Question

For each description, write the equation of the line in point-slope form and in slope-intercept form.The line passes through the two points (4,-2) and (-8,1)

Answer 1

The point-slope form is as follows:

`y-y_P=m(x-x_P)`

Where m is the slope and (xP, yP) is a point on the line. We can use any opint as long as it is on the line.
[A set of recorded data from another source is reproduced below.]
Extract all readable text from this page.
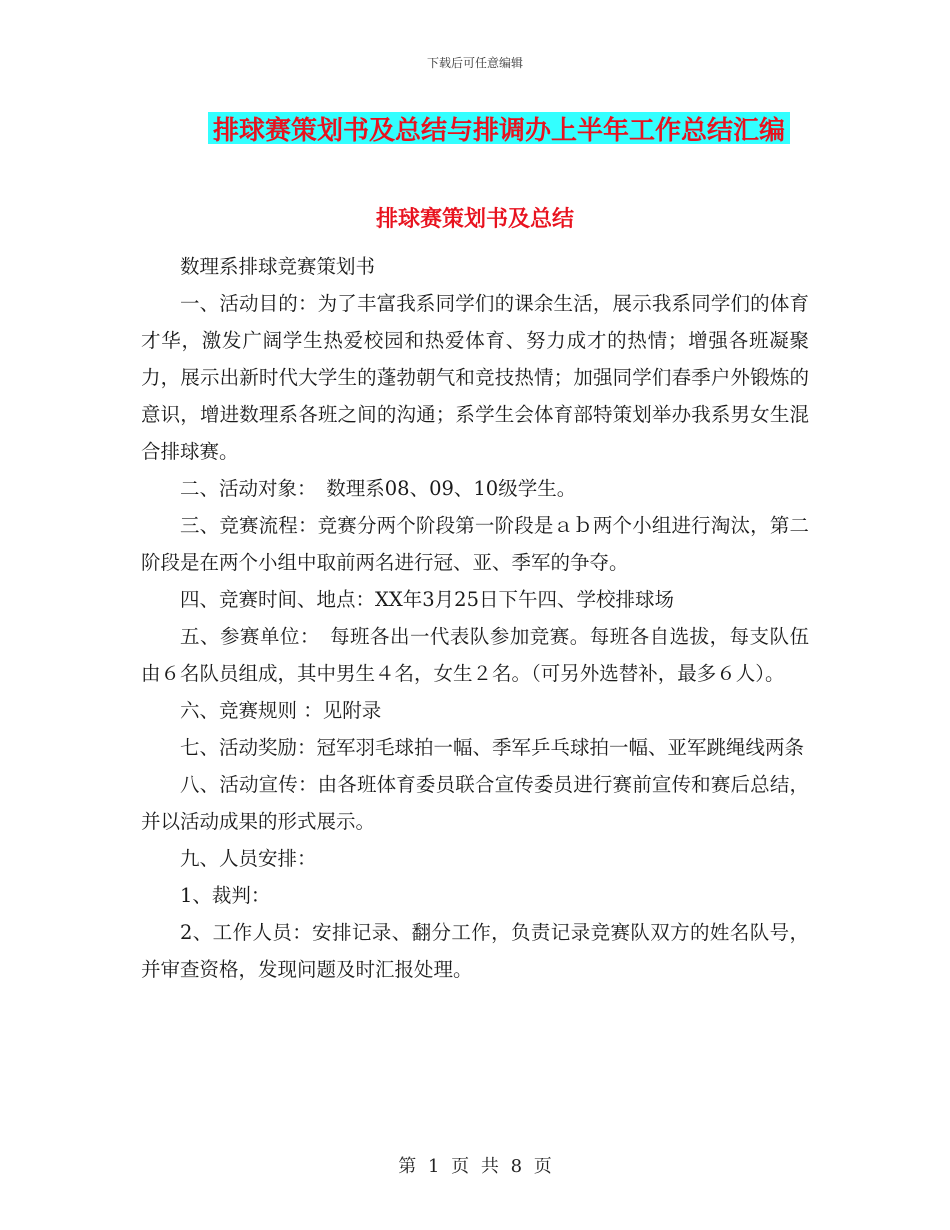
下载后可任意编辑
排球赛策划书及总结与排调办上半年工作总结汇编
排球赛策划书及总结

数理系排球竞赛策划书

一、活动目的：为了丰富我系同学们的课余生活，展示我系同学们的体育才华，激发广阔学生热爱校园和热爱体育、努力成才的热情；增强各班凝聚力，展示出新时代大学生的蓬勃朝气和竞技热情；加强同学们春季户外锻炼的意识，增进数理系各班之间的沟通；系学生会体育部特策划举办我系男女生混合排球赛。

二、活动对象：　数理系08、09、10级学生。

三、竞赛流程：竞赛分两个阶段第一阶段是ａｂ两个小组进行淘汰，第二阶段是在两个小组中取前两名进行冠、亚、季军的争夺。

四、竞赛时间、地点：XX年3月25日下午四、学校排球场

五、参赛单位：　每班各出一代表队参加竞赛。每班各自选拔，每支队伍由６名队员组成，其中男生４名，女生２名。（可另外选替补，最多６人）。

六、竞赛规则 ：见附录

七、活动奖励：冠军羽毛球拍一幅、季军乒乓球拍一幅、亚军跳绳线两条

八、活动宣传：由各班体育委员联合宣传委员进行赛前宣传和赛后总结，并以活动成果的形式展示。

九、人员安排：

1、裁判：

2、工作人员：安排记录、翻分工作，负责记录竞赛队双方的姓名队号，并审查资格，发现问题及时汇报处理。

第 1 页 共 8 页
The slope-intercept form is:

`y=mx+b`

Where m is the same slope and b is the y-intercept. We can find it by either using the y-intercept or by solving the slope-point form for y.
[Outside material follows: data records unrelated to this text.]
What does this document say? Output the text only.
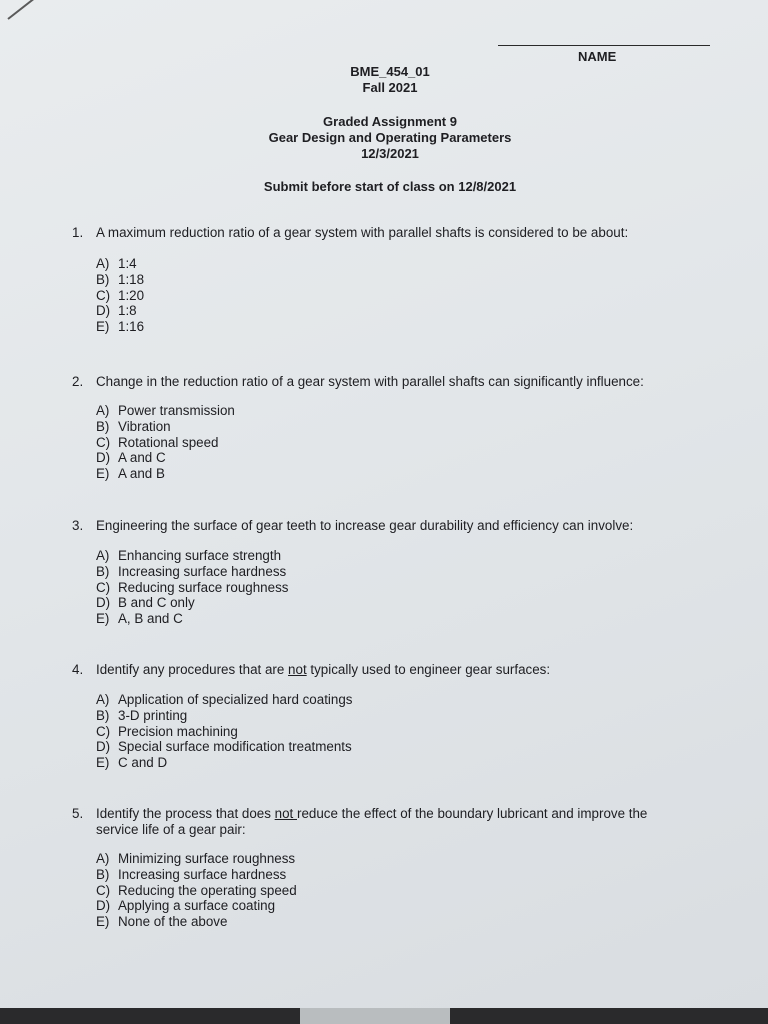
NAME
BME_454_01
Fall 2021
Graded Assignment 9
Gear Design and Operating Parameters
12/3/2021
Submit before start of class on 12/8/2021
1. A maximum reduction ratio of a gear system with parallel shafts is considered to be about:
A) 1:4
B) 1:18
C) 1:20
D) 1:8
E) 1:16
2. Change in the reduction ratio of a gear system with parallel shafts can significantly influence:
A) Power transmission
B) Vibration
C) Rotational speed
D) A and C
E) A and B
3. Engineering the surface of gear teeth to increase gear durability and efficiency can involve:
A) Enhancing surface strength
B) Increasing surface hardness
C) Reducing surface roughness
D) B and C only
E) A, B and C
4. Identify any procedures that are not typically used to engineer gear surfaces:
A) Application of specialized hard coatings
B) 3-D printing
C) Precision machining
D) Special surface modification treatments
E) C and D
5. Identify the process that does not reduce the effect of the boundary lubricant and improve the service life of a gear pair:
A) Minimizing surface roughness
B) Increasing surface hardness
C) Reducing the operating speed
D) Applying a surface coating
E) None of the above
First, we need to find the slope using the points (4, -2) and (-8, 1):

`m=(y_2-y_1)/(x_2-x_1)=(1-(-2))/(-8-4)=(1+2)/(-12)=(3)/(-12)=-(1)/(4)`

So, to find the point-slope form, we can use either points, so let's use (4, -2):

`\begin{gathered} y-(-2)=-(1)/(4)(x-4) \\ y+2=-(1)/(4)(x-4) \end{gathered}`

And to find the slope-intercept, we just solve the parenthesis and solve for y:

`\begin{gathered} y+2=-(1)/(4)(x-4) \\ y+2=-(1)/(4)x+1 \\ y=-(1)/(4)x+1-2 \\ y=-(1)/(4)x-1 \end{gathered}`

So, one of the possible point-slope forms is:

`y+2=-(1)/(4)(x-4)`

And the slope-intercept form is:

`y=-(1)/(4)x-1`